Videos of the two candidates discussing the issues are at the bottom of this story.
Republican N.C. Senate hopeful Molotov Mitchell’s campaign has been turning heads in the predominantly Democratic Raleigh-Cary district where incumbent Sen. Josh Stein is seeking a fourth term.
Mitchell (birth name: Jason Alexander Mitchell) has offered his donors T-shirts that say “My candidate can beat up your candidate.” He’s held a Bullets and Bourbon fundraiser with a chance to shoot AK-47 assault rifles. And he’s challenged his opponents to do pushups.
Mitchell – a conservative filmmaker and Krav Maga defense instructor – is making his first attempt at elected office. His campaign promises the “liberation of District 16.”
He’s been weighing in on national politics for years through his video commentaries and other films. In the videos, he’s argued that President Barack Obama wasn’t born in the United States, adding that “if I were a leader in the armed forces, I might be thinking coup d’etat right about now.” He’s called North Carolina’s Moral Monday protestors “ugly, mindless, littering, loitering hobos.” And his film “Gates of Hell” features a group of “black power assassins” who kill abortion doctors.
As a candidate, Mitchell has distanced himself from his video career.
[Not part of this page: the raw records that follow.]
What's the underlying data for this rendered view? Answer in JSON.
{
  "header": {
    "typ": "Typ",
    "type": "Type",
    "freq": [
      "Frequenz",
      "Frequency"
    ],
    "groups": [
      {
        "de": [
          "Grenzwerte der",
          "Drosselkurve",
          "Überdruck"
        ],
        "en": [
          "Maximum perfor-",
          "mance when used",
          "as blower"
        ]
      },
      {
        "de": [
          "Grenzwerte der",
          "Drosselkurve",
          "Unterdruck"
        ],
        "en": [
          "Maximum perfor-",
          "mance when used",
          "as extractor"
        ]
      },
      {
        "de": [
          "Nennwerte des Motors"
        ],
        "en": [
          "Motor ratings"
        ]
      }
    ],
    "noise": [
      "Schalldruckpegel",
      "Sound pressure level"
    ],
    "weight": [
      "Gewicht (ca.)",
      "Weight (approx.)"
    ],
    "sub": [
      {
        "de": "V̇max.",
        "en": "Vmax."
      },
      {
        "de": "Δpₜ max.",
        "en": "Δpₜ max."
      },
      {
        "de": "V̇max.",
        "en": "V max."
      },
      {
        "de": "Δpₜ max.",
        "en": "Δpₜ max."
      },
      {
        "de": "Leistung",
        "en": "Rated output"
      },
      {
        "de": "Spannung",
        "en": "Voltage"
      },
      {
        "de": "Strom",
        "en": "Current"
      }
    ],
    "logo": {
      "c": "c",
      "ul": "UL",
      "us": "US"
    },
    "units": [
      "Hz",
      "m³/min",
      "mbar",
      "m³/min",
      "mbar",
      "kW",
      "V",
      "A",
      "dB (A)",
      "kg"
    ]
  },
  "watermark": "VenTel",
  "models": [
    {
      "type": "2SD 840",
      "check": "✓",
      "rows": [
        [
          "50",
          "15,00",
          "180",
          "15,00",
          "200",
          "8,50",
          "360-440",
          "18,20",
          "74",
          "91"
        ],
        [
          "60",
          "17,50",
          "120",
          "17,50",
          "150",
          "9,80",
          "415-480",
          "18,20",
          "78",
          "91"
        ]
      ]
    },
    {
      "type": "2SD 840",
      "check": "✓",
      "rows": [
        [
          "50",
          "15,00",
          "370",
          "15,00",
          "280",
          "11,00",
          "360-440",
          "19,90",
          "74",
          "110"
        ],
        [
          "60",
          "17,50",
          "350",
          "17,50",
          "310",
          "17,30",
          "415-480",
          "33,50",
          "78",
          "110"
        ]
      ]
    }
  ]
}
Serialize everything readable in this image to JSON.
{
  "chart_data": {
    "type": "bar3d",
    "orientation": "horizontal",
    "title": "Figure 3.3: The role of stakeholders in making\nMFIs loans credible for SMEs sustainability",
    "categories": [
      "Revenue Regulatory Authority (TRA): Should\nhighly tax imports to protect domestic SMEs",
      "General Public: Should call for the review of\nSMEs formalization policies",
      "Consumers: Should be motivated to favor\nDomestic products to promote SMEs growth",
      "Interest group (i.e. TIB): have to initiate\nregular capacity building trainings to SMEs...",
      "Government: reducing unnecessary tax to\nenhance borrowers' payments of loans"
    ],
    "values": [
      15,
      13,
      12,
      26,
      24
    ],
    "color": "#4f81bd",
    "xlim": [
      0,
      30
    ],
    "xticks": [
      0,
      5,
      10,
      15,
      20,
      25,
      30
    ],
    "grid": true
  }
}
He says the commentaries were done in his role as an “entertainer.”
“It was to poke the bear on the left,” he said. “It doesn’t matter where Barack Obama was born.”
Mitchell’s campaign presents him as a Ron Paul-style Republican committed to “privacy, prosperity and protection.” He’s earned the endorsement of the Wake County Republican Party and counts state Sen. Neal Hunt and Angus Barn owner Van Eure among his top donors. Eure has donated $5,000 and Hunt $2,000 to his campaign.
Eure did not return a call on Wednesday seeking comment.
“As a business owner, I recognized how badly our senator was behaving,” Mitchell said. “He was voting against every good thing the N.C. GOP was doing.”
Stein, a Raleigh attorney, sees his record in the legislature a bit differently.
“I feel like I helped to change the nature of the debate, such that the battle this summer was whether the pay increase teachers got was adequate enough,” he said. “I think that Republicans running the state government made a series of bad choices ... but at least we forced them to do something for teachers.”
If reelected, Stein said he’ll push to bring teacher pay to the national average, restore tax credits for film production and historic preservation projects, and protect the drinking water supply.
Mitchell, however, is skeptical Stein can accomplish anything as a member of the minority party. “Josh Stein is politically impotent,” he said. “We need representation that can get something done.”
Mitchell also takes issue with Stein for mulling a run for state attorney general in 2016. He says the senator is “taking all of us for granted” and attending political events outside the district.
Stein argues he can still make a difference in a Republican-dominated General Assembly. “I won’t lie and say that I always win,” he said. “If you make the case as effectively as you possibly can, sometimes you prevail.”
He did that in 2013, when the legislature passed a bill that cut the early voting period by one week as part of sweeping changes to the state’s election laws. A Stein amendment requiring precincts offer the same number of hours for early voting passed. “I think that’s a positive step for our democracy,” he said.
Mitchell faces an uphill battle in the heavily Democratic 16th District, which stretches from Capital Boulevard west through N.C. State and northern Cary.
No one ran against Stein two years ago, and nearly 39 percent of voters are registered Democrats. Republicans, by contrast, make up 23.4 percent of the electorate. Stein also has a sizable campaign fundraising account, raising $446,000 by July 1.
Mitchell – who’d raised $22,177 by July 1 – thinks he can win by persuading unaffiliated voters, particularly college students concerned about privacy threats. He says he wants to remove a National Security Agency-funded Laboratory for Analytic Sciences from the N.C. State campus, which he calls a “spy facility.”
“If it turns out that those guys are spying on my constituents, I’m going to bounce them,” he said.
He supports fracking and “anything we can do to become energy independent so long as it’s environmentally safe and it doesn’t harm anyone in North Carolina.”
But Stein’s worried the current General Assembly isn’t doing enough to protect the environment. He voted against fracking. “I don’t think they did enough in the coal ash bill,” he said.
Mitchell has criticized Stein for promoting a bill that would have established what he calls a “transgender kindergarten curriculum.”
Stein said that characterization is an “unbelievable stretch.”
“It was a bill that requires all school systems to have an anti-bullying policy to protect all children including kids who are gay or lesbian or transgender,” Stein said. “If he thinks that’s a bad thing, then we see the world in a fundamentally different way.”
Mitchell has been called “anti-gay” because of a video he produced in 2010 supporting a Ugandan law that would impose the death penalty on homosexuals.
“What I supported was the right of Uganda to create whatever legislation it wants,” Mitchell said, adding that he doesn’t hate gay people or think they should be killed.
“I support the democratic process,” he said. “I really believe in freedom.”